Benzisothiazolinone is an antimicrobial and preservative used in a wide variety of applications, such as cleaning and building products. It may be in the form of a white to yellow powder or liquid.
- Synonyms: BIT; 1,2-Benzisothiazol-3(2H)-one; 1,2-Benzoisothiazolin-3-one; Benzoisothiazolin-3-one
- Trade Names: IPX, Proxan, Proxel, Proxel PL, Nipacide BIT, Mergal BIT
- Chemical Formula: C7H5NOS (See the Chemistry Structures Index for more information.)
Benzisothiazolinone is used in several cleaning products, including green cleaning ones, such as laundry detergents, air fresheners, fabric softeners, stain removers, dish detergents, stainless steel cleaners, and more.
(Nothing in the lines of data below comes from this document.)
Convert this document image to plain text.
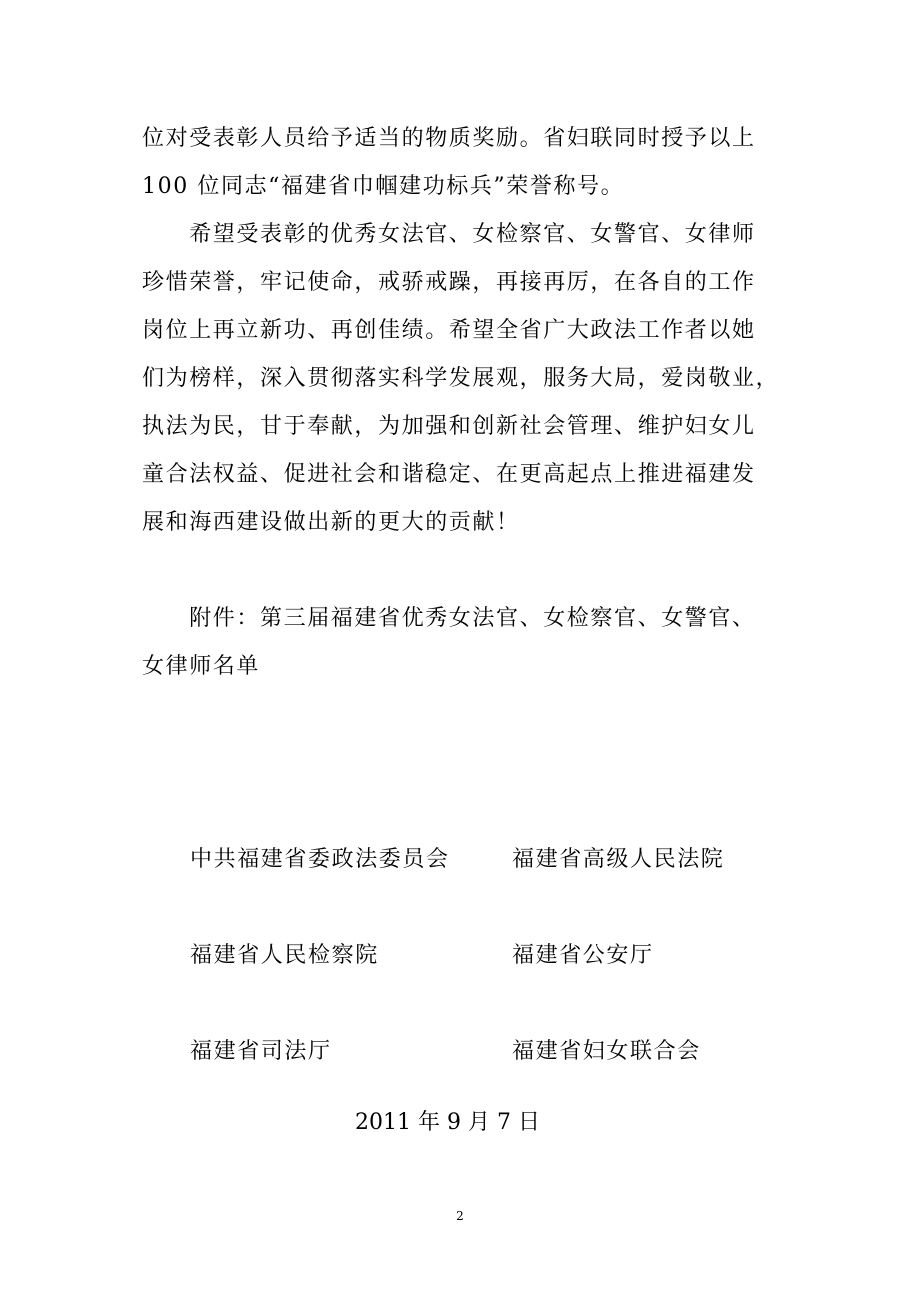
位对受表彰人员给予适当的物质奖励。省妇联同时授予以上
100 位同志“福建省巾帼建功标兵”荣誉称号。
　　希望受表彰的优秀女法官、女检察官、女警官、女律师
珍惜荣誉，牢记使命，戒骄戒躁，再接再厉，在各自的工作
岗位上再立新功、再创佳绩。希望全省广大政法工作者以她
们为榜样，深入贯彻落实科学发展观，服务大局，爱岗敬业，
执法为民，甘于奉献，为加强和创新社会管理、维护妇女儿
童合法权益、促进社会和谐稳定、在更高起点上推进福建发
展和海西建设做出新的更大的贡献！
　　附件：第三届福建省优秀女法官、女检察官、女警官、
女律师名单
中共福建省委政法委员会	福建省高级人民法院
福建省人民检察院	福建省公安厅
福建省司法厅	福建省妇女联合会
2011 年 9 月 7 日
2
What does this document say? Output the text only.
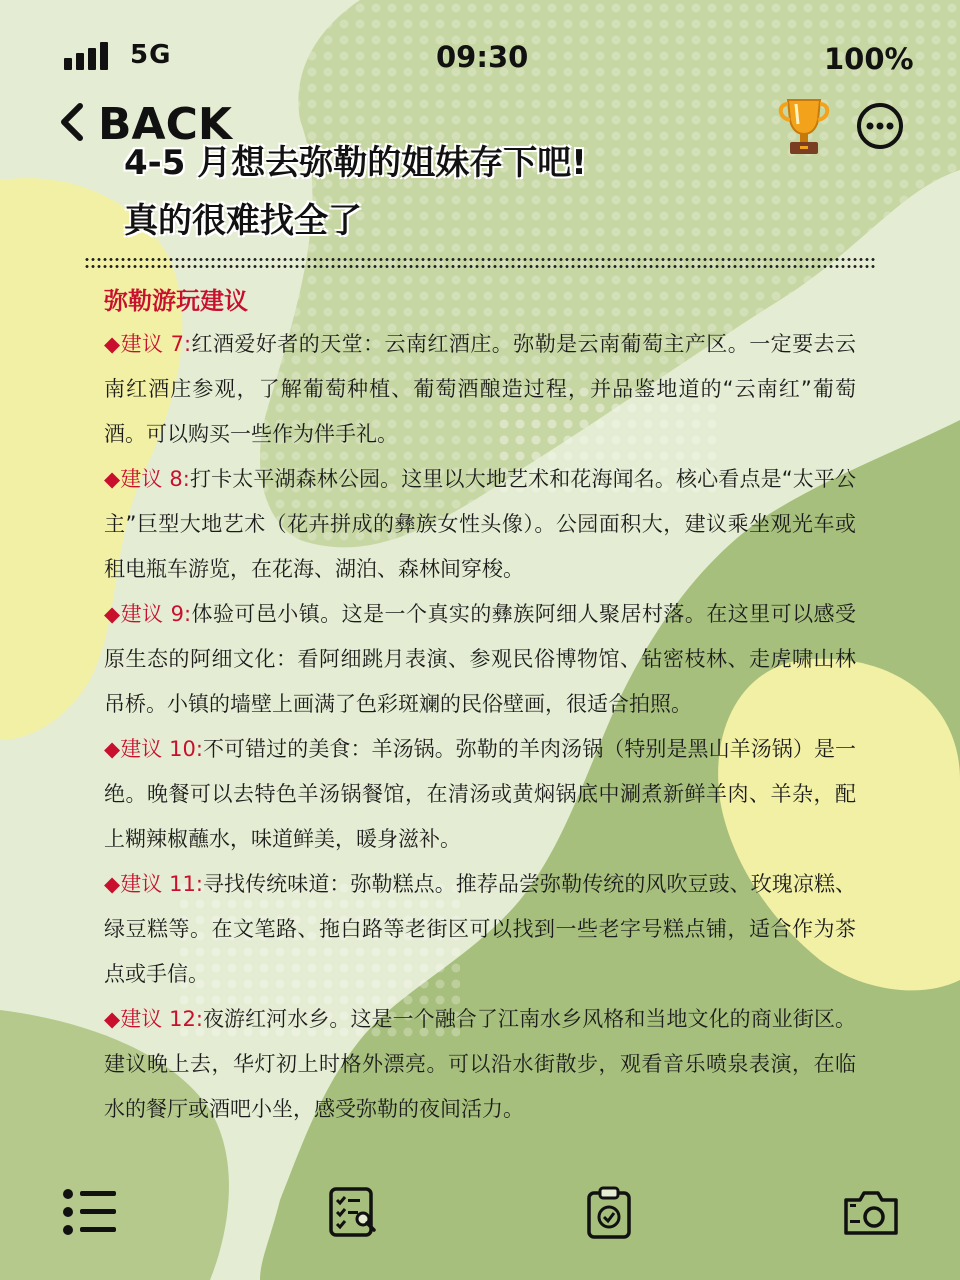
5G	09:30	100%
BACK
4-5 月想去弥勒的姐妹存下吧!
真的很难找全了
弥勒游玩建议
◆建议 7:红酒爱好者的天堂：云南红酒庄。弥勒是云南葡萄主产区。一定要去云南红酒庄参观，了解葡萄种植、葡萄酒酿造过程，并品鉴地道的“云南红”葡萄酒。可以购买一些作为伴手礼。
◆建议 8:打卡太平湖森林公园。这里以大地艺术和花海闻名。核心看点是“太平公主”巨型大地艺术（花卉拼成的彝族女性头像）。公园面积大，建议乘坐观光车或租电瓶车游览，在花海、湖泊、森林间穿梭。
◆建议 9:体验可邑小镇。这是一个真实的彝族阿细人聚居村落。在这里可以感受原生态的阿细文化：看阿细跳月表演、参观民俗博物馆、钻密枝林、走虎啸山林吊桥。小镇的墙壁上画满了色彩斑斓的民俗壁画，很适合拍照。
◆建议 10:不可错过的美食：羊汤锅。弥勒的羊肉汤锅（特别是黑山羊汤锅）是一绝。晚餐可以去特色羊汤锅餐馆，在清汤或黄焖锅底中涮煮新鲜羊肉、羊杂，配上糊辣椒蘸水，味道鲜美，暖身滋补。
◆建议 11:寻找传统味道：弥勒糕点。推荐品尝弥勒传统的风吹豆豉、玫瑰凉糕、绿豆糕等。在文笔路、拖白路等老街区可以找到一些老字号糕点铺，适合作为茶点或手信。
◆建议 12:夜游红河水乡。这是一个融合了江南水乡风格和当地文化的商业街区。建议晚上去，华灯初上时格外漂亮。可以沿水街散步，观看音乐喷泉表演，在临水的餐厅或酒吧小坐，感受弥勒的夜间活力。
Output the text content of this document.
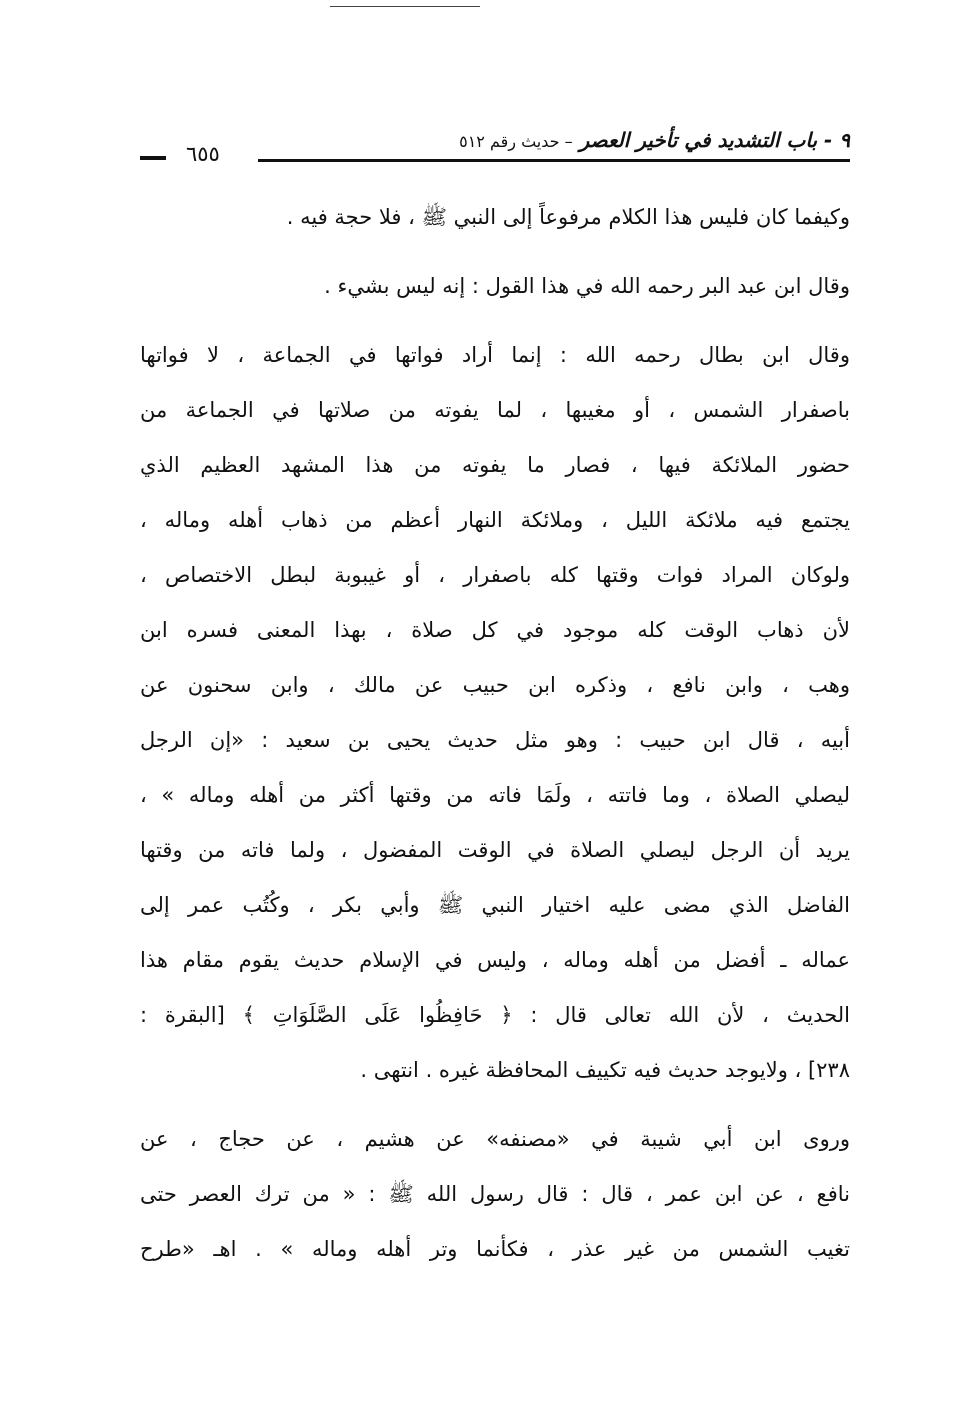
٩ - باب التشديد في تأخير العصر – حديث رقم ٥١٢
٦٥٥
وكيفما كان فليس هذا الكلام مرفوعاً إلى النبي ﷺ ، فلا حجة فيه .
وقال ابن عبد البر رحمه الله في هذا القول : إنه ليس بشيء .
وقال ابن بطال رحمه الله : إنما أراد فواتها في الجماعة ، لا فواتها
باصفرار الشمس ، أو مغيبها ، لما يفوته من صلاتها في الجماعة من
حضور الملائكة فيها ، فصار ما يفوته من هذا المشهد العظيم الذي
يجتمع فيه ملائكة الليل ، وملائكة النهار أعظم من ذهاب أهله وماله ،
ولوكان المراد فوات وقتها كله باصفرار ، أو غيبوبة لبطل الاختصاص ،
لأن ذهاب الوقت كله موجود في كل صلاة ، بهذا المعنى فسره ابن
وهب ، وابن نافع ، وذكره ابن حبيب عن مالك ، وابن سحنون عن
أبيه ، قال ابن حبيب : وهو مثل حديث يحيى بن سعيد : «إن الرجل
ليصلي الصلاة ، وما فاتته ، ولَمَا فاته من وقتها أكثر من أهله وماله » ،
يريد أن الرجل ليصلي الصلاة في الوقت المفضول ، ولما فاته من وقتها
الفاضل الذي مضى عليه اختيار النبي ﷺ وأبي بكر ، وكُتُب عمر إلى
عماله ـ أفضل من أهله وماله ، وليس في الإسلام حديث يقوم مقام هذا
الحديث ، لأن الله تعالى قال : ﴿ حَافِظُوا عَلَى الصَّلَوَاتِ ﴾ [البقرة :
٢٣٨] ، ولايوجد حديث فيه تكييف المحافظة غيره . انتهى .
وروى ابن أبي شيبة في «مصنفه» عن هشيم ، عن حجاج ، عن
نافع ، عن ابن عمر ، قال : قال رسول الله ﷺ : « من ترك العصر حتى
تغيب الشمس من غير عذر ، فكأنما وتر أهله وماله » . اهـ «طرح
It is used at a rate of 0.10% to 0.30% (by weight) when added to laundry and household cleaning products according to the EPA in the 2005 document, Registration Eligibility Decision (RED) for Benzisothiazoline-3-one. Also, it is important to point out that it is often used in many cleaning products in conjunction with methylisothiazolinone, a synthetic preservative with some health concerns.
In addition to cleaning products, benzisothiazolinone has a dizzying number of other uses. It may be found in flea and tick treatments, paints, stains, car care products, textile solutions, metalworking fluids, oil recovery fluids, leather processing chemicals, pesticides, paper mill systems, and building products, such as adhesives, caulks, sealants, grouts, spackles, and wallboards. Also, it is commonly used in personal care products, such as sunscreens and liquid hand soaps, and as an inert ingredient on crops, such as blueberries, strawberries, tomatoes, spinach, lettuce, and more.
Product Brands Containing Benzisothiazolinone
To see if certain products contain benzisothiazolinone, try searching the U.S. Department of Health and Human Services Household Products Database, the Environmental Working Group's (EWG) Guide to Healthy Cleaning, the Good Guide, or the EWG's Skin Deep Cosmetic Database.
When benzisothiazolinone is used in personal care preparations or applications that come into contact with food, it is monitored by the U.S. Food and Drug Administration (FDA). For other uses, such as pesticides and cleaning products, it is monitored by the EPA.
Health & Safety
In 2005, benzisothiazolinone underwent a review process by the EPA to determine its reregistration eligibility for use in a range of products and applications. After considering the overall information on its toxicity, uses, and environmental effects, the EPA concluded that it posed no harm to the population. However, that doesn't mean no health effects were found at all.
In the report, the EPA did note that it can be irritating to the skin and eyes and act as a dermal sensitizer. So, considering that it can be used in laundry products and in personal care products that come into contact with the skin, this is something to consider.
Also, the EPA did find that the amount that was being used in flea and tick products was a concern for children, so it specified the allowable amount in those products.
This chemical quickly biodegrades and there is "minimal environmental exposure" according to the EPA in its 2005 review of the chemical. However, the EPA also notes that there is evidence for benzisothiazolinone being toxic to aquatic life when it is used in oil-recovery fluids. So clearly, some applications for this chemical really shouldn't be allowed.
There are plenty of preservatives on the market that don't have any known issues, so seek out green products that don't use benzisothiazolinone as a preservative or antimicrobial if you're concerned. Carefully read ingredient labels and product reviews to help you know what you're getting.